Friday Evening Videos: “I Need to Know”

Just lately, I’ve been teetering on the edge of another one of those funks when I feel like my moment has come and gone, and the Arbiters of Cool have declared all the things I like obsolete and irrelevant, and it’s just as well I don’t have kids because what the hell could I possibly have in common with them at this point? You know, that thing Grampa Simpson was talking about when he said “I used to be with it, but then they changed what it was. Now what I’m with isn’t it, and what’s it seems weird and scary to me.” (You see! A Simpsons reference. How passe’ is that? I hate it when I inadvertently prove my own point!)

But then today, just as the Generation Gap was yawning before me like the Grand Canyon and the edge was crumbling under my feet, onto my morning train stepped a pretty young blonde that I would guess was about seventeen years old. (Must… resist… obvious reference to the Stray Cats song…) She wore jeans that were ripped out at the knees, with red-and-black striped tights beneath, and fingerless knit gloves, and the ubiquitous hoodie. She was the sort of girl I would’ve fallen instantly in love with, once upon a far-off time when I was seventeen myself. She was holding an iPhone on which I could see a video playing, and she was bopping her head along to the accompanying music.

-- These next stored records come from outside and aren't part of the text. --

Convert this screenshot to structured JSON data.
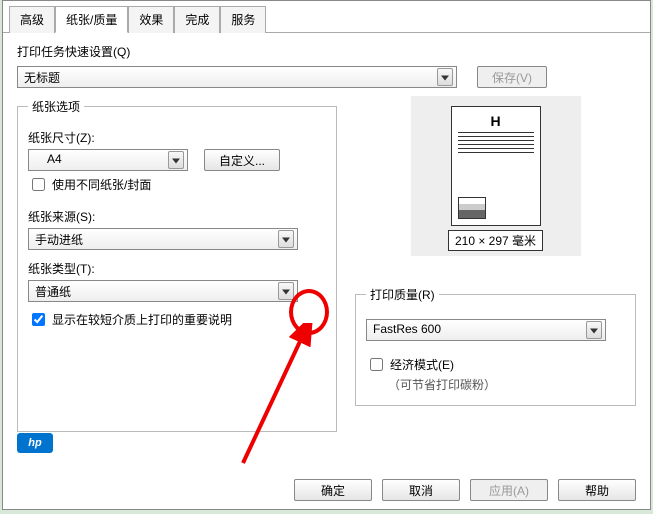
{
  "tabs": {
    "t0": "高级",
    "t1": "纸张/质量",
    "t2": "效果",
    "t3": "完成",
    "t4": "服务"
  },
  "quickset": {
    "label": "打印任务快速设置(Q)",
    "value": "无标题",
    "save": "保存(V)"
  },
  "paper_options": {
    "legend": "纸张选项",
    "size_label": "纸张尺寸(Z):",
    "size_value": "A4",
    "custom_btn": "自定义...",
    "diff_cover": "使用不同纸张/封面",
    "source_label": "纸张来源(S):",
    "source_value": "手动进纸",
    "type_label": "纸张类型(T):",
    "type_value": "普通纸",
    "important_note": "显示在较短介质上打印的重要说明"
  },
  "preview": {
    "dim": "210 × 297 毫米"
  },
  "quality": {
    "legend": "打印质量(R)",
    "value": "FastRes 600",
    "econ": "经济模式(E)",
    "econ_sub": "（可节省打印碳粉）"
  },
  "footer": {
    "ok": "确定",
    "cancel": "取消",
    "apply": "应用(A)",
    "help": "帮助"
  },
  "logo": "hp"
}
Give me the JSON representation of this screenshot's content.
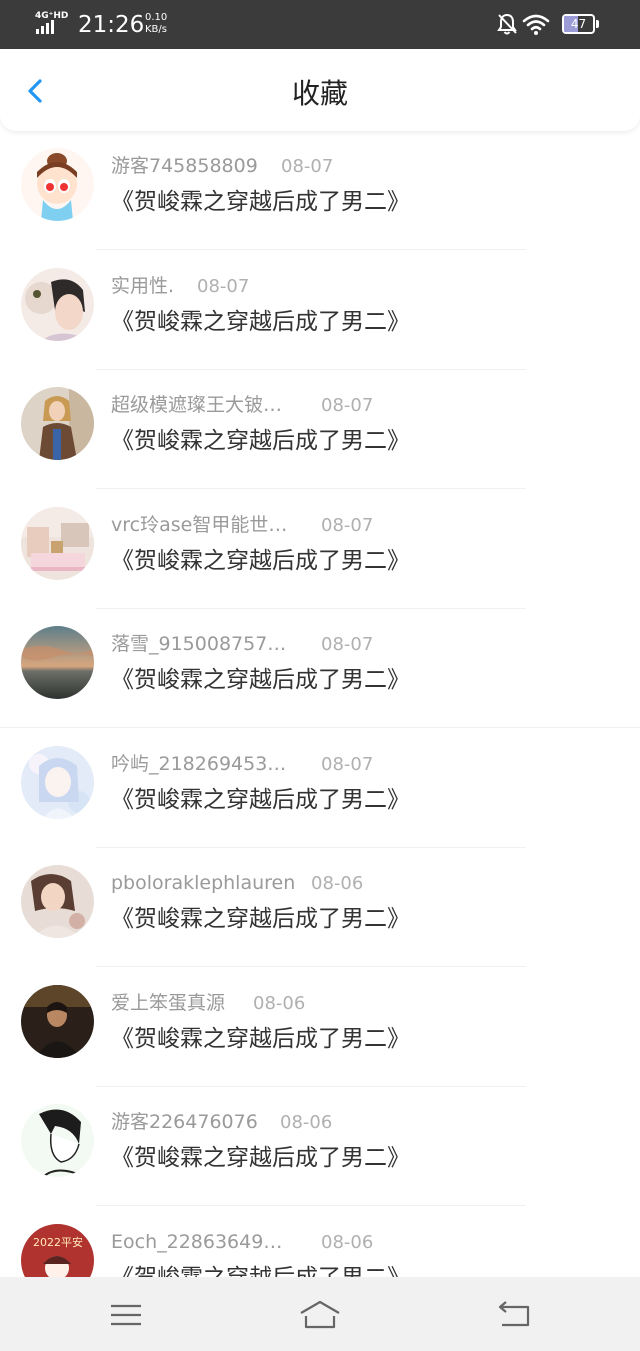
{
  "status_bar": {
    "network": "4G⁺HD",
    "time": "21:26",
    "speed_value": "0.10",
    "speed_unit": "KB/s",
    "battery_level": "47",
    "icons": [
      "signal-icon",
      "mute-bell-icon",
      "wifi-icon",
      "battery-icon"
    ]
  },
  "header": {
    "title": "收藏",
    "back_icon": "chevron-left-icon",
    "accent_color": "#2196f3"
  },
  "list": {
    "items": [
      {
        "username": "游客745858809",
        "date": "08-07",
        "title": "《贺峻霖之穿越后成了男二》"
      },
      {
        "username": "实用性.",
        "date": "08-07",
        "title": "《贺峻霖之穿越后成了男二》"
      },
      {
        "username": "超级模遮璨王大铍…",
        "date": "08-07",
        "title": "《贺峻霖之穿越后成了男二》"
      },
      {
        "username": "vrc玲ase智甲能世…",
        "date": "08-07",
        "title": "《贺峻霖之穿越后成了男二》"
      },
      {
        "username": "落雪_915008757…",
        "date": "08-07",
        "title": "《贺峻霖之穿越后成了男二》"
      },
      {
        "username": "吟屿_218269453…",
        "date": "08-07",
        "title": "《贺峻霖之穿越后成了男二》"
      },
      {
        "username": "pboloraklephlauren",
        "date": "08-06",
        "title": "《贺峻霖之穿越后成了男二》"
      },
      {
        "username": "爱上笨蛋真源",
        "date": "08-06",
        "title": "《贺峻霖之穿越后成了男二》"
      },
      {
        "username": "游客226476076",
        "date": "08-06",
        "title": "《贺峻霖之穿越后成了男二》"
      },
      {
        "username": "Eoch_22863649…",
        "date": "08-06",
        "title": "《贺峻霖之穿越后成了男二》",
        "avatar_text": "2022平安"
      }
    ]
  },
  "bottom_nav": {
    "icons": [
      "menu-icon",
      "home-icon",
      "back-icon"
    ]
  }
}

I cringed, because I really wasn’t in the mood to have some inconsiderate Damn Kid(tm) who can’t be bothered to wear headphones foisting her crappy music on me. My irritation rose as she sat down right across the aisle from me and turned her gadget toward me so the music grew even louder. And then I caught what she was listening to… and my mouth almost literally fell open from the surprise. It was something I knew. More than that, it was something I like, a song called “I Need to Know,” written by Tom Petty.

This particular version of the song was a live clip featuring my rock-n-roll sweetheart, the eternally sexy (in my eyes) Stevie Nicks, singing the lead while Petty provides the guitar and back-up vocal. In fact, I think it was this very clip here:

Seeing a teenage girl so obviously and unironically enjoying a song that was originally recorded when I was just a kid myself — 1978, to be exact — performed by two people old enough to be her grandparents, gave me such a simple feeling of genuine happiness that I feel foolish even trying to describe it.

My train stop came up just as the song was ending. I debated over saying something to the girl, telling her that she’d dispelled a black fog from my heart, or maybe just that she had excellent taste in music, but I feared coming across as some kind of creep. (It pains me deeply that a grown man can’t even speak to a young girl anymore without worrying that he’ll be, ahem, misunderstood!) So I settled for just tapping her on the shoulder as I passed and saying, “For what it’s worth, I love that one.”

She giggled. She actually giggled. And I had the brief impression I’d made her day as much as she’d made mine.

Then I stepped off the train and started walking toward the office. I noticed I had something resembling a spring in my step. And I was smiling, too.

Thanks, kid. Whoever you were. You don’t know how much good you did this morning.